Kekhawatiran untuk anak muda yang melakukan vape

Studi ini mengamati tanggapan dari hampir 900.000 orang dewasa yang dijadikan sampel secara acak berusia 18 tahun ke atas dalam studi cross-sectional dari data 2016-2017 yang dikumpulkan oleh Sistem Pengawasan Faktor Risiko Perilaku (BRFSS). BRFSS adalah survei telepon nasional terbesar yang dilakukan di A.S.

“Para peneliti menemukan bahwa 34% pengguna rokok elektrik saat ini dilaporkan mengalami depresi klinis, dibandingkan dengan 15% dari mereka yang tidak pernah merokok. Selain itu, 27% mantan pengguna lebih cenderung melaporkan depresi klinis, dibandingkan dengan 15% pada mereka yang tidak pernah menggunakan rokok elektrik.

Mahasiswa berusia 18-25 tahun menunjukkan hubungan paling signifikan antara penggunaan rokok elektrik dan depresi.

Para ilmuwan berfokus pada kelompok ini secara khusus karena, biasanya, kaum muda lebih cenderung bereksperimen dengan produk baru, seperti rokok elektrik. Perusahaan tembakau sering menargetkan demografis ini dalam kampanye pemasaran.

“Ini menyoroti potensi kerentanan pengguna rokok elektrik dalam kelompok ini terhadap depresi pada waktu yang sangat rentan dalam hidup mereka, tetapi juga menjamin jeda tentang apa yang mungkin terjadi kecanduan nikotin ini terhadap anak-anak kita, siswa sekolah menengah, dan yang lebih muda, yang kami tahu menggunakan rokok elektrik dalam proporsi epidemi, ”kata Dr. Mariell Jessup dari Pusat Ilmu Pengaturan Tembakau American Heart Association (AHA).

AHA telah meluncurkan inisiatif besar untuk mengatasi penggunaan rokok elektrik remaja dan kecanduan nikotin.
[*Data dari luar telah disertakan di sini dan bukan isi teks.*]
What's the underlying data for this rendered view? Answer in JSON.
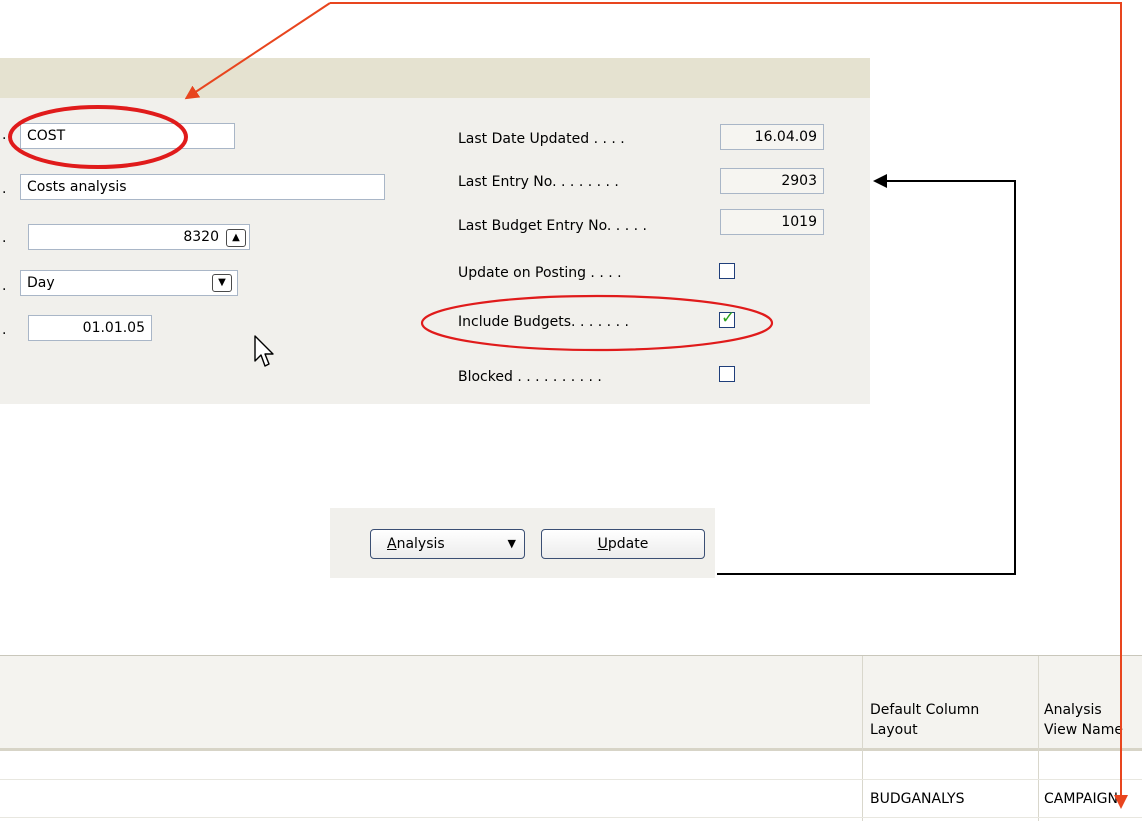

“Implikasi utama dari temuan kami bagi kaum muda adalah bahwa mereka perlu mengetahui bahwa ada potensi efek kesehatan mental yang terkait dengan penggunaan rokok elektrik.”

Olufunmilayo Obisesan

Risiko depresi meningkat dengan meningkatnya penggunaan

Studi ini juga menemukan bahwa hubungan antara penggunaan rokok elektrik dan depresi lebih kuat pada orang yang paling sering melakukan vape.
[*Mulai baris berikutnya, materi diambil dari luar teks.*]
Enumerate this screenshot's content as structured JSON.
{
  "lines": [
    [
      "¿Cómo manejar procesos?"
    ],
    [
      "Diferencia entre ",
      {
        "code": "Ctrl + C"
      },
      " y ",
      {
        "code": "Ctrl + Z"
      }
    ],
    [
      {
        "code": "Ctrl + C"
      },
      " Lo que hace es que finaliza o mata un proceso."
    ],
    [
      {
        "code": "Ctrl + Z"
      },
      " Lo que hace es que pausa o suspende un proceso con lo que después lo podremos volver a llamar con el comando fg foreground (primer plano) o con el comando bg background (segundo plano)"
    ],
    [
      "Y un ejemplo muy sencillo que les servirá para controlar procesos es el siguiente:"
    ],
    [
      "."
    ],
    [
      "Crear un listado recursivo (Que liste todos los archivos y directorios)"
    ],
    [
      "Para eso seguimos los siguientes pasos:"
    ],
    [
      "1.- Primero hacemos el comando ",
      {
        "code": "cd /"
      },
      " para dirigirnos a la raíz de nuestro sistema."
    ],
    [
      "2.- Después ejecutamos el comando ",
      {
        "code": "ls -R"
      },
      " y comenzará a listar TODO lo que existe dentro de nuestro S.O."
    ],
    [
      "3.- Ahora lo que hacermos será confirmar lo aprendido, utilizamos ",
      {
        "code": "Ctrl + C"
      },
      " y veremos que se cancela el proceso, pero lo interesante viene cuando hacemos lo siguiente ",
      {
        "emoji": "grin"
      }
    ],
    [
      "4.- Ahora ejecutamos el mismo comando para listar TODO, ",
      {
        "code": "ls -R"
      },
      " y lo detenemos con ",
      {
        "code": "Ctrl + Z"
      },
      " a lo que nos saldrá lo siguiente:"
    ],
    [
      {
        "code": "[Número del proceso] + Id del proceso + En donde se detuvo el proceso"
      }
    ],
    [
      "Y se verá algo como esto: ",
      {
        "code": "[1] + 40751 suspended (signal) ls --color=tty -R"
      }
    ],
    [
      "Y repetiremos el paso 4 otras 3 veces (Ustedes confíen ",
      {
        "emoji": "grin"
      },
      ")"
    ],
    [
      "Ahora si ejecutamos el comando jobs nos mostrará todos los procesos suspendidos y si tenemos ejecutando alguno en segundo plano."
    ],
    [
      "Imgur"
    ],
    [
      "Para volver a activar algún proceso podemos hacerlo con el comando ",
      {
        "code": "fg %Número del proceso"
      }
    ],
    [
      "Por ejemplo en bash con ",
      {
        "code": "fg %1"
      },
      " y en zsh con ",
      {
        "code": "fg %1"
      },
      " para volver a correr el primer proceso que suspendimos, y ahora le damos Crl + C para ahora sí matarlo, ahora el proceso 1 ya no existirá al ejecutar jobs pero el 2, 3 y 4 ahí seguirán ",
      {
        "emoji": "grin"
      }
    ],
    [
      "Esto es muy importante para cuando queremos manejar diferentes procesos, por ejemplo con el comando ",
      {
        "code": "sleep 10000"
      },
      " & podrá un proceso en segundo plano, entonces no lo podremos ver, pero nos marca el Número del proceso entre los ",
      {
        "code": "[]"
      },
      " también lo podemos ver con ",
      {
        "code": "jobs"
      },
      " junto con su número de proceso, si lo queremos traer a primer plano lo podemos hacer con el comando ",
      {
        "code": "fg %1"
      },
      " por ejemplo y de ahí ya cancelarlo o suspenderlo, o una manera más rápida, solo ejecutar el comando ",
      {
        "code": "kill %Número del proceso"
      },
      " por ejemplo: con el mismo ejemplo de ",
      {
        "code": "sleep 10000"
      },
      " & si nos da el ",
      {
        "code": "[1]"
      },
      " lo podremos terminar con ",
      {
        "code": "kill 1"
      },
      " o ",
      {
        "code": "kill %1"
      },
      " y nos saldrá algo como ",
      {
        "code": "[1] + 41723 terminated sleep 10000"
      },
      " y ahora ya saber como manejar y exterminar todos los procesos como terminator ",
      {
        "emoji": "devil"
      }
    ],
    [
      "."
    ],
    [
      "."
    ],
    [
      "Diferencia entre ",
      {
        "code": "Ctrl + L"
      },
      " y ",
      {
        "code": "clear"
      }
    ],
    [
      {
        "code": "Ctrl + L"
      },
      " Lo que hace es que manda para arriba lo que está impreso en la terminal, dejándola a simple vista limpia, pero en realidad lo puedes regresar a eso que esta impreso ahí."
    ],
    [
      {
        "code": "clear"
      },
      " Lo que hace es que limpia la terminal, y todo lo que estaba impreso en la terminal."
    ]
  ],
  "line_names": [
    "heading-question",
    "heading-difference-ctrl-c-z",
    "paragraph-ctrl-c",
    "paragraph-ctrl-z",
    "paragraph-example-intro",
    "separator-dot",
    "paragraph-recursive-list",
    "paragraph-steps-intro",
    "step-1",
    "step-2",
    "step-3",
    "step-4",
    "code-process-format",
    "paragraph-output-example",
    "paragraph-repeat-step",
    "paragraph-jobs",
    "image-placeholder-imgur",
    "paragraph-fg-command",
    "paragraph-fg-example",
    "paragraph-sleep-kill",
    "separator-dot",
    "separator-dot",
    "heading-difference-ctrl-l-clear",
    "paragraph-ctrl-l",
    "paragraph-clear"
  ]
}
"Secara klinis, penelitian kami memberikan informasi yang dapat dipertimbangkan oleh dokter ketika menasihati pasien yang mencari informasi tentang rokok elektrik, terutama mereka yang mengalami depresi," kata Dr. Obisesan. MNT.

Ia menambahkan bahwa penelitian tersebut menekankan perlunya dokter dan profesional kesehatan untuk secara rutin mengumpulkan informasi tentang rokok elektrik dari individu selama kunjungan ke klinik, terutama di antara mereka yang memiliki kondisi kesehatan mental. Sebagai kesimpulan, Dr.Obisesan mengatakan kepada MNT:

"Kami berharap penelitian kami akan memberikan dasar untuk studi longitudinal di masa depan yang dapat mengkonfirmasi temuan kami dan menetapkan arah hubungan antara penggunaan rokok elektrik dan depresi, yang saat ini kami yakini bersifat dua arah."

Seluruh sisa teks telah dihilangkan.